A1: 郵送の場合、A4サイズ1枚に簡潔にまとめるのが基本です。情報量が多すぎると、かえって読みにくくなってしまいます。
Q2: 複数の書類を送る場合、送付状は一つで良い?
A2: はい、応募する企業とポジションが同じであれば、履歴書、職務経歴書、その他の提出書類(ポートフォリオなど)をまとめて送る場合、送付状は1通で問題ありません。その際は、「記」書きの部分に同封書類を全てリストアップしましょう。
Q3: 応募書類を直接持参する場合、送付状は必要?
A3: 応募書類を企業に直接持参する場合、基本的には送付状は不要とされています。
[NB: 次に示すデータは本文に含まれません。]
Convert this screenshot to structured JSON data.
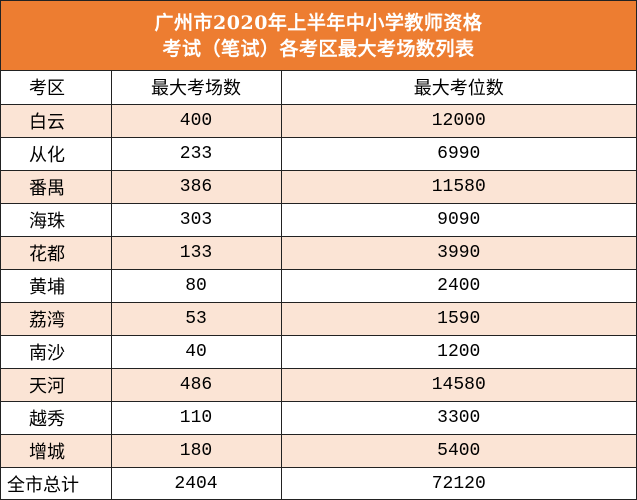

ただし、受付で担当者に渡す際に、封筒に入れて渡すのが丁寧な印象です。その際、封筒の表面に「応募書類在中」と記載し、裏面に自分の住所・氏名を書いておきましょう。
まとめ:丁寧な送付状で、好印象を与え転職成功へ繋げよう
転職活動における送付状は、あなたの第一印象を形成し、ビジネスマナーを示す上で、決して軽視できない重要な書類です。履歴書や職務経歴書の内容はもちろんのこと、この一枚の送付状にも心を配ることで、採用担当者にあなたの誠実さと熱意がより深く伝わるはずです。
基本的なマナーを守り、丁寧な言葉遣いを心がけ、そして何よりも「この会社で働きたい」というあなたの想いを込めて作成してください。この記事が、あなたが自信を持って送付状を作成し、転職活動を成功させるための一助となることを心から願っています。